Salah satu startup yang menyediakan pemesanan tiket liburan di Indonesia, Traveloka dikabarkan mengambil langka PHK 100 karyawannya karena dampak corona. Meski begitu, hingga kini masih belum ada konfirmasi dari pihak terkait.
- Nidya Putri
- Kamis, 16 April 2020 - 12:24 WIB
WowKeren - Salah satu startup yang menyediakan layanan pemesanan tiket pesawat dan hotel secara daring dengan fokus perjalanan domestik di Indonesia, Traveloka baru-baru ini dikabarkan melakukan pemutusan hubungan kerja (PHK) terhadap 100 karyawannya. Keputusan ini disebabkan karena perusahaan tersebut tertekan karena pandemi corona di Tanah Air.

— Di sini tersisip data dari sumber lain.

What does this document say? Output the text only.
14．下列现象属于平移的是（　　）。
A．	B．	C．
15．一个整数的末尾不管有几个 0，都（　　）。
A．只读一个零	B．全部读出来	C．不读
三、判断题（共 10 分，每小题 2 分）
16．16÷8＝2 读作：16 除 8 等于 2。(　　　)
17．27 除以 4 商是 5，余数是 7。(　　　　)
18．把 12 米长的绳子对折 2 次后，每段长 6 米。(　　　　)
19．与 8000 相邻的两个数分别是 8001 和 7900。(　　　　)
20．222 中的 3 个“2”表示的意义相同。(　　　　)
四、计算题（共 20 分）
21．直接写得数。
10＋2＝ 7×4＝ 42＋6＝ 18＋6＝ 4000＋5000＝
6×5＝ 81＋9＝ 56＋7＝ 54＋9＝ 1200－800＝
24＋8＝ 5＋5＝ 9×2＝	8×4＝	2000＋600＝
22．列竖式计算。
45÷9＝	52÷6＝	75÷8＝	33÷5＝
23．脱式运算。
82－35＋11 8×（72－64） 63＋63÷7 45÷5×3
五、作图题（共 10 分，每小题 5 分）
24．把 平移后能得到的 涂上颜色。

Dikutip dari Nikkei Asian Review, pandemi Covid-19 membuat pengguna Traveloka semakin sedikit. Larangan berpergian yang ditetapkan pemerintah juga menyebabkan penjualan tiket anjlok. "PHK akan terjadi pada kisaran 10 persen dari total karyawan Traveloka atau setara dengan 100 orang," ujar sumber kepada Nikkei Asian Review.
Selain itu, beberapa karyawan juga hanya mendapatkan gaji yang jumlahnya setengah dari gaji reguler mereka. Menanggapi kabar PHK tersebut, Public Relation Specialist Traveloka, Citra Dwillysa Putri masih belum memberikan jawaban resmi.
"Aku coba koordinasikan internal dulu ya," ujarnya melalui keterangan tertulis. "Karena aku juga belum terinfo apapun mengenai hal (PHK) ini."
Sementara itu, Kepala Bisnis Transportasi Traveloka Caesar Indra mengaku bahwa perusahaannya saat ini telah memenuhi permintaan pengembalian uang dalam jumlah yang besar kepada pelanggan karena adanya wabah virus corona.
"Kami mulai melihat penurunan dalam perjalanan dan volume pengembalian besar-besaran pada Februari di Thailand, ketika pemerintah mencegah orang bepergian," ujarnya. "Situasi menjadi menurun setelah itu."
Seperti yang telah diketahui, Traveloka merupakan salah satu unicorn asal Indonesia yang bernilai lebih dari USD 1 juta yang bergerak di bidang pariwisata.
Kerugian serupa juga rupanya turut dirasakan oleh Tiket.com. Marketing Officer dan Co-founder Tiket.com Gaery Undarsa mengatakan virus corona yang menghantam industri wisata membuat omzet perusahaan turun hingga 75 persen. "Omzet per hari belum sampai nol saja sudah bersyukur sih," ujar Gaery dilansir Antara, Kamis (16/4).
Penjualan tiket pesawatlah yang paling terdampak, padahal penjualan tiket pesawat menjadi sumber terbesar pendapatan perusahaan. Kemudian diikuti oleh jumlah pemesanan hotel yang menurun pesat.